Örgüt askeriye içerisine sızdırdığı elemanlarının kısa süre sonra yapılacak YAŞ toplantısında devlet tarafından tasfiye edileceği bilgisini alınca, darbenin tarihini o toplantıdan önceye çekmiş…
15 Temmuz böyle planlanmış…
Operasyonun başlayacağı gün, örgütün kendisine MİT Müsteşarı Hakan Fidan’ı helikopteriyle kaçırma görevini verdiği bir pilot, öğle saatlerinde MİT’e giderek o gün darbenin yapılacağı ihbarında bulunmuş… İhbar üzerine meydana gelen hareketlenme, darbecileri, daha önceki darbelerde olduğu gibi gece yarısından üç saat sonra yapmayı planladıkları darbelerinin saatini 5-6 saat erkene almaya zorlamış…
Helikopter… İstihbarat örgütü… İhanet eden biri… Film gibi, ama gerçek…
İyi ki, erkene almışlar darbe günü ve saatini… İyi ki, içlerinden biri demokrasiye indirilmek istenen darbeyi içi kaldırmadığı için ihbarda bulunmuş… İyi ki, istihbarat örgütü (MİT) ve Genelkurmay ihbarı ciddiye alıp derhal tedbirlere başvurmuş…
Bunlar olmasaydı, maazallah halimiz nice olurdu?

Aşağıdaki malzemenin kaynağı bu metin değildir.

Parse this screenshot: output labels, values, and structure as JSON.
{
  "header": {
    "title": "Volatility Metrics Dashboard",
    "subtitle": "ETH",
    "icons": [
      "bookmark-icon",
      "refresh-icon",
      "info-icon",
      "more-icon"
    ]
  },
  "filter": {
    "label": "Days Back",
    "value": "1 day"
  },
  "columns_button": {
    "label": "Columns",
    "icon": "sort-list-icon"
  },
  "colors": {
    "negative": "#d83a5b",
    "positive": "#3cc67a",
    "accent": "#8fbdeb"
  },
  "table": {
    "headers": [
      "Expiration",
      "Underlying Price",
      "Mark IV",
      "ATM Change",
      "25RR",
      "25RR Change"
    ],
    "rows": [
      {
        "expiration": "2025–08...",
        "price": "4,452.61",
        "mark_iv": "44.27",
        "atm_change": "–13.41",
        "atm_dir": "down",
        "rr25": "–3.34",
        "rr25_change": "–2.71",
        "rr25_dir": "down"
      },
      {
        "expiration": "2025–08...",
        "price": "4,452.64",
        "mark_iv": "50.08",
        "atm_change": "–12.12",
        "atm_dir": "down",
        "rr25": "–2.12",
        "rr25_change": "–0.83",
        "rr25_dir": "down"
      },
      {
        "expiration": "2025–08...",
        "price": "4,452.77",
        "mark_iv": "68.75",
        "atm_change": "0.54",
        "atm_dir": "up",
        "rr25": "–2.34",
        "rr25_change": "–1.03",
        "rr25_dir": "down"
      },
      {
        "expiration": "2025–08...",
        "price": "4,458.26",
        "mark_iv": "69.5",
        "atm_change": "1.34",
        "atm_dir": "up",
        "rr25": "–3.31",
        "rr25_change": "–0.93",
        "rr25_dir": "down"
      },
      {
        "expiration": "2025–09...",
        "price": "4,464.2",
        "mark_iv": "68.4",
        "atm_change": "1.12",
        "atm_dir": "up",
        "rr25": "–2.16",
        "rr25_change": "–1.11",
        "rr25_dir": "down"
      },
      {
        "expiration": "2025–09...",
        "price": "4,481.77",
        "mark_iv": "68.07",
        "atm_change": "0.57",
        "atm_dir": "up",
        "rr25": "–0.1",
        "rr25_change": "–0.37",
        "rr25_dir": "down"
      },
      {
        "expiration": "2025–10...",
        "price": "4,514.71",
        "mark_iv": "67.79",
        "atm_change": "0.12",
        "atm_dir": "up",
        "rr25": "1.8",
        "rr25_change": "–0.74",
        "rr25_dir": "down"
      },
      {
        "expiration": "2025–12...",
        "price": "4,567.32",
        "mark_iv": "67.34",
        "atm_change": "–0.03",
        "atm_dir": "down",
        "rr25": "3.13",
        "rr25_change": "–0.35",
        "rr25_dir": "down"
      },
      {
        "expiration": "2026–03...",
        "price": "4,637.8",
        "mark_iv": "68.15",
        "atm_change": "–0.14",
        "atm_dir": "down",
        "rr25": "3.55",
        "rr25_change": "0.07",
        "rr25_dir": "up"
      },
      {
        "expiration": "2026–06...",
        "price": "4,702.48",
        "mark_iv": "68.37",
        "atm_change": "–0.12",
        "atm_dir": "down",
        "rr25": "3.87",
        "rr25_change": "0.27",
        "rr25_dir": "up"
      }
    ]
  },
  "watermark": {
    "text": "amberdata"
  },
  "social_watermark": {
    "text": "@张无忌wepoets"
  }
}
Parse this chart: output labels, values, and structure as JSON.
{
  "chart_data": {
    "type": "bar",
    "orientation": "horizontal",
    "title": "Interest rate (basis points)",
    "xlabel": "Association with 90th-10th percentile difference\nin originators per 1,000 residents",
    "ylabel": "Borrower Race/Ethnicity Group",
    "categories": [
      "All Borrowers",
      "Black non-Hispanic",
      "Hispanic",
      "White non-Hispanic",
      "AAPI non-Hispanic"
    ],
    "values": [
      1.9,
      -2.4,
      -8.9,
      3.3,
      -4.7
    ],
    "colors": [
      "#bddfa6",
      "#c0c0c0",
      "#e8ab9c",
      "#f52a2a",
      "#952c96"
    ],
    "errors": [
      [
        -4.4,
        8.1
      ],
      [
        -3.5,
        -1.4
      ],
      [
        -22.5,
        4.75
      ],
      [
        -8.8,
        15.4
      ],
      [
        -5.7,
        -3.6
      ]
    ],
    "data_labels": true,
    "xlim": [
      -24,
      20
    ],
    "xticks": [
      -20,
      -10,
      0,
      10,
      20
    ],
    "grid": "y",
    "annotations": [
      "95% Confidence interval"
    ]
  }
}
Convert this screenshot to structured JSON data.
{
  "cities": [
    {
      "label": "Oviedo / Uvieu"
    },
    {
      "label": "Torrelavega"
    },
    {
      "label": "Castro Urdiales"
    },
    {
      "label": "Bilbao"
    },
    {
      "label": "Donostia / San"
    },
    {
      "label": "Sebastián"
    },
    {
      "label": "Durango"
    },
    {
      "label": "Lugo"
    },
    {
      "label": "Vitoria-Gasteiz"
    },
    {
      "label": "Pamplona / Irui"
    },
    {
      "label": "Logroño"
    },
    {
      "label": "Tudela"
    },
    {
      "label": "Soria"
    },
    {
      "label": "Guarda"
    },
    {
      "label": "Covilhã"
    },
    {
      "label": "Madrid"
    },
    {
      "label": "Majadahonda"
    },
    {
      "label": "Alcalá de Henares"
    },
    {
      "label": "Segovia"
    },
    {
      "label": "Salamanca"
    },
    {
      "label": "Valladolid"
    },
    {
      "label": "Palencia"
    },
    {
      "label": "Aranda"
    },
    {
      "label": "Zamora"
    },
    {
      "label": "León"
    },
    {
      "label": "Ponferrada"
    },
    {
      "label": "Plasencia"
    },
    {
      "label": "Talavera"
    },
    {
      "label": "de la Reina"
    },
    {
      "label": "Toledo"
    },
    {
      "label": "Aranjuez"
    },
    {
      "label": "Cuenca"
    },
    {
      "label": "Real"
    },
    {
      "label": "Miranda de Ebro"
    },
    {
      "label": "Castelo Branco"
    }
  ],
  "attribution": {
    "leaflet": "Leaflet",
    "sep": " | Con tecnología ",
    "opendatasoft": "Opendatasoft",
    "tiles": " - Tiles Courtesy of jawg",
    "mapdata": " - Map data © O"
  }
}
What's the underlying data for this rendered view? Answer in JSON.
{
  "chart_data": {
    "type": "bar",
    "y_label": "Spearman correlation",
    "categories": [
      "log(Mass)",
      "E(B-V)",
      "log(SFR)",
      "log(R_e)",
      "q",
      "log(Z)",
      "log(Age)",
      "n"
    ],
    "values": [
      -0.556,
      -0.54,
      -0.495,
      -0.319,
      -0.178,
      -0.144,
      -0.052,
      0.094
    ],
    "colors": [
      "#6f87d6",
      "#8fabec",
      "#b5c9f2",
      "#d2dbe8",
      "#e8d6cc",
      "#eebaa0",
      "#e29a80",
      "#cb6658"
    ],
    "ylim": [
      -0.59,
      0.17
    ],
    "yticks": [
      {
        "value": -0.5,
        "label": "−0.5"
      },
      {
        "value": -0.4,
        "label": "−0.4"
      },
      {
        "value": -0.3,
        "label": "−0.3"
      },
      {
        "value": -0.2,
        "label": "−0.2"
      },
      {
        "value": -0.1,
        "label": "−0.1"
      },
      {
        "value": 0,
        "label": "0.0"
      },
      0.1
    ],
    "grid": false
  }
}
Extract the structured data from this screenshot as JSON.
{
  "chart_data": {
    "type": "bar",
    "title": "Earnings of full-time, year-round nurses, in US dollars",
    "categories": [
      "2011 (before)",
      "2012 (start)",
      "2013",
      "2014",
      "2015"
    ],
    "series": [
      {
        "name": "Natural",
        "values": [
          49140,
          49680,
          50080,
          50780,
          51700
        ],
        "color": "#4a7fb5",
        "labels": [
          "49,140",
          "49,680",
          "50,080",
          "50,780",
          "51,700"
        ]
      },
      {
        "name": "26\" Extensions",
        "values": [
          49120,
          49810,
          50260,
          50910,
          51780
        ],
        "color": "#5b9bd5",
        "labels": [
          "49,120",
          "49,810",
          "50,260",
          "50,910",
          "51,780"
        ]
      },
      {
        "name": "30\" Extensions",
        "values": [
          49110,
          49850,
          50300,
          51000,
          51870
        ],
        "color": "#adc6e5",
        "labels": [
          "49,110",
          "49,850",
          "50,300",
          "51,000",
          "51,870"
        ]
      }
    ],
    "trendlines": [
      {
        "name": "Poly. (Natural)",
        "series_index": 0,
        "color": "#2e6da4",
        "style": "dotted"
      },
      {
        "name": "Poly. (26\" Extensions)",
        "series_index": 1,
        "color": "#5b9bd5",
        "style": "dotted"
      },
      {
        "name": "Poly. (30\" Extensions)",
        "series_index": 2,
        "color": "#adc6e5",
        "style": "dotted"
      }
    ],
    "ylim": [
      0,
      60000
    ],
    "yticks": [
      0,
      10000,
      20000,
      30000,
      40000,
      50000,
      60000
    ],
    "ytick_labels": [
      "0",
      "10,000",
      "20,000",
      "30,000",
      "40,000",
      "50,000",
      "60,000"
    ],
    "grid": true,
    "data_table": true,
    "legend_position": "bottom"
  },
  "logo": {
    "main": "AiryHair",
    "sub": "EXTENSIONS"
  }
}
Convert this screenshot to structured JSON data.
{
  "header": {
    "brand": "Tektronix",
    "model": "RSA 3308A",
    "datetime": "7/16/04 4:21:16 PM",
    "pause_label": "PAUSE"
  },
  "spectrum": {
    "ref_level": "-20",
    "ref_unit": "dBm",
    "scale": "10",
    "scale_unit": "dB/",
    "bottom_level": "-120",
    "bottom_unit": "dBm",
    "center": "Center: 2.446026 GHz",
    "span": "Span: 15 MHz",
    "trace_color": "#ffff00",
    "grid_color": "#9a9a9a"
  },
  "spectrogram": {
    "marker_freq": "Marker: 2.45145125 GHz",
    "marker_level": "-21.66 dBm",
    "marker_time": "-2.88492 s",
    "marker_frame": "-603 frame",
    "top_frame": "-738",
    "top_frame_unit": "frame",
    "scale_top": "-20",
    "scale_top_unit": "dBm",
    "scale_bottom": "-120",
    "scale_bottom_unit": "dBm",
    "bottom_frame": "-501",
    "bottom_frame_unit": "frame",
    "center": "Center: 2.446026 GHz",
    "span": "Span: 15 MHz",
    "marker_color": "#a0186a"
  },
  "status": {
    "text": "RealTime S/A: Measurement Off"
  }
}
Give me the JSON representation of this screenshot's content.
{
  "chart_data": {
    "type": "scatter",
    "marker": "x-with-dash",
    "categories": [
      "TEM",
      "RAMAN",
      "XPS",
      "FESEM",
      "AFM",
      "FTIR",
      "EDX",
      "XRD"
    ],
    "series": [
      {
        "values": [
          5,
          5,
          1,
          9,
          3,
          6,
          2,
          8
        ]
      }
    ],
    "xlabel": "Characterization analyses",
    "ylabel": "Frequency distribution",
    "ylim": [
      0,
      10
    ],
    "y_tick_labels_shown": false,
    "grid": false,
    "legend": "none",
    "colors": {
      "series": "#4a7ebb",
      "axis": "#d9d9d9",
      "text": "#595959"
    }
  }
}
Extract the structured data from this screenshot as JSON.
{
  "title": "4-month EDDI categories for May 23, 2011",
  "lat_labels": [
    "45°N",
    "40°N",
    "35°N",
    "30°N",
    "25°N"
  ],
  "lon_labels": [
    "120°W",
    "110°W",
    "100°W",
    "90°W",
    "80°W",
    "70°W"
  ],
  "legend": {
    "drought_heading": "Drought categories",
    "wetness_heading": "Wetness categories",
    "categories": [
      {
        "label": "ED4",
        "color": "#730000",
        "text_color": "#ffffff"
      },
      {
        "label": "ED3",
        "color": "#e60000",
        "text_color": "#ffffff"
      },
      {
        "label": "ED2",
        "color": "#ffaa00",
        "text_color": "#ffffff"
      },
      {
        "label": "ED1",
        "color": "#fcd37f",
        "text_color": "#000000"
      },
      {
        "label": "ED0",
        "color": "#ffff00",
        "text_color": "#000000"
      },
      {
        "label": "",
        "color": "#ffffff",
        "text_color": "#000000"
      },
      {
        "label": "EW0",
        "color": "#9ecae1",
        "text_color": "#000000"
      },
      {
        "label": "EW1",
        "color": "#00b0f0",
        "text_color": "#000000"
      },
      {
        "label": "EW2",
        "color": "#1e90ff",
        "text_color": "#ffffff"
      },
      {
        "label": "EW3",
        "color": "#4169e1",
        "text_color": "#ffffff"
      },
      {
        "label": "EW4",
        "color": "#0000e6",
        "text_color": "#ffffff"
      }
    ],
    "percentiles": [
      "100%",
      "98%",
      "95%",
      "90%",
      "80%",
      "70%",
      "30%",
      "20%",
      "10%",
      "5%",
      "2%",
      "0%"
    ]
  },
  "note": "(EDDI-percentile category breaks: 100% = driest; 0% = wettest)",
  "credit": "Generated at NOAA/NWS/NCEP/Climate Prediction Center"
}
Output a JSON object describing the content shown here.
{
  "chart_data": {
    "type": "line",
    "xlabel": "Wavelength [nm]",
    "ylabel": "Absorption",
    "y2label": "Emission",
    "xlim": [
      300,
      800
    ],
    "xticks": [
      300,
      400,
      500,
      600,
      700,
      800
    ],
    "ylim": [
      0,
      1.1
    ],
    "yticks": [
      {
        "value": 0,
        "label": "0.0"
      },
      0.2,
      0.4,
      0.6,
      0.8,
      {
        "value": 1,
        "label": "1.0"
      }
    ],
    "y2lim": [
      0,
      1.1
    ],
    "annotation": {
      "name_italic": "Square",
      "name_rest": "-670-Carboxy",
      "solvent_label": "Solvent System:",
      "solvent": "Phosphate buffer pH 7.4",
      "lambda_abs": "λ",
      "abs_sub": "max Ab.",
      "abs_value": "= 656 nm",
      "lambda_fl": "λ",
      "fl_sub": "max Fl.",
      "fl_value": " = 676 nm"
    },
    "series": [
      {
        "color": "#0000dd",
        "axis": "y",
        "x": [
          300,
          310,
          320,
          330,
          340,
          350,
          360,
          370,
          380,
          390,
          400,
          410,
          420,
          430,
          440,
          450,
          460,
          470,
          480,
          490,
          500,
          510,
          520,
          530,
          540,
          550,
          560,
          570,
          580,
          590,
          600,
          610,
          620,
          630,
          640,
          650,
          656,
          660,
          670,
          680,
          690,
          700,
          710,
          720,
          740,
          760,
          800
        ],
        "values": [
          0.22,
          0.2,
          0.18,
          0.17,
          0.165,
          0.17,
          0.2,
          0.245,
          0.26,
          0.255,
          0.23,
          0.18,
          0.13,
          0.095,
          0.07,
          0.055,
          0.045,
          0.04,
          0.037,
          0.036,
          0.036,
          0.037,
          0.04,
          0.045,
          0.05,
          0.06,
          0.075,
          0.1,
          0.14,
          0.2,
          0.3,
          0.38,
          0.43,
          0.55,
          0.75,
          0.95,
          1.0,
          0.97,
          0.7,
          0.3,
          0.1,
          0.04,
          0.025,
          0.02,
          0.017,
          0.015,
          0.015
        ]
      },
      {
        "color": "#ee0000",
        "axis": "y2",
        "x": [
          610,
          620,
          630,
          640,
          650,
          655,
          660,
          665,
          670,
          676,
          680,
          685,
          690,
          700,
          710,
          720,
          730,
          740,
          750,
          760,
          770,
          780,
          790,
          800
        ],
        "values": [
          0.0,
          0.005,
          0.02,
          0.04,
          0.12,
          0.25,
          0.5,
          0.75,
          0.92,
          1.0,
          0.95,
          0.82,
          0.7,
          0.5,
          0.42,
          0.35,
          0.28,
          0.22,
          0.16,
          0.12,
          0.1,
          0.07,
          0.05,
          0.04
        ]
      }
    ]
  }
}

Roman veya film senaryosu olsaydı
O günden beri “Yeni bir darbe olur mu?” senaryosu kamuoyunda tartışılıyor.
Geçmişte FETÖ mağduru olmuş bazı asker kişiler, çok yönlü tasfiyelere rağmen ordunun hala FETÖ’cüler ile dolu olduğunu ve günü gelince yeni bir darbe için harekete geçeceklerini ileri sürüyorlar.
Darbenin planlayıcıları arasında ‘yabancı parmaklar’ olduğu da yaygın bir kanaat…
Neticede bunlar da birer senaryo.
CHP 15 Temmuz’la ilgili ‘kontrollü darbe’ senaryosu yazdı, Meclis raporuna da ekledi senaryosunu. Hükümet, hiç değilse tepelerde birileri, darbenin geleceğinden haberdarmış, ama sonraki gelişmeleri yaşatmak için darbeye geçit vermiş…
Çok kaba bir senaryo bu; aktarırken bile tüylerimi diken diken ediyor.
Hürriyet’te Sedat Ergin’in iddianamelere dayalı yazılarını satır satır okuyan ve arşivleyen meslekten senarist bir dostumla konuştum. “15 Temmuz’dan LeCarré’ye yakışan bir roman yazılacak veya çarpıcı bir film yapılacak olsa…” diye başlayan soruma, “CHP’nin tezini geliştirip film uzunluğunda bir senaryoya dönüştürmek zor” cevabını verdi.
Onun “Film olsaydı…” diye üzerine basa basa uyardığı senaryosu şu: “İşin içinde yabancı akıllar da var deniyor ya… Ya 15 Temmuz, planlayıcıları tarafından, başından itibaren başarısız olması planlanmış bir girişim ise… Ya cep telefonu programına ulaşılmasını da geniş çaplı huzursuzluklar doğurması amacıyla kendileri önceden tasarladılarsa… Ya bir sonraki hamle darbe değil de başka hain bir girişim ise…”
Acaba Cumhurbaşkanı Külliyesi’nde danışmanlarca veya devletin istihbarat birimlerinde uzmanlarca farklı senaryolar üzerinde çalışılıyor mudur?
Bugün 15 Temmuz. Tam bir yıl önce bu gece tanklara ve silahlara direnen halkımız canı pahasına büyük bir kahramanlık destanı yazdı. Bunun değerini bilelim.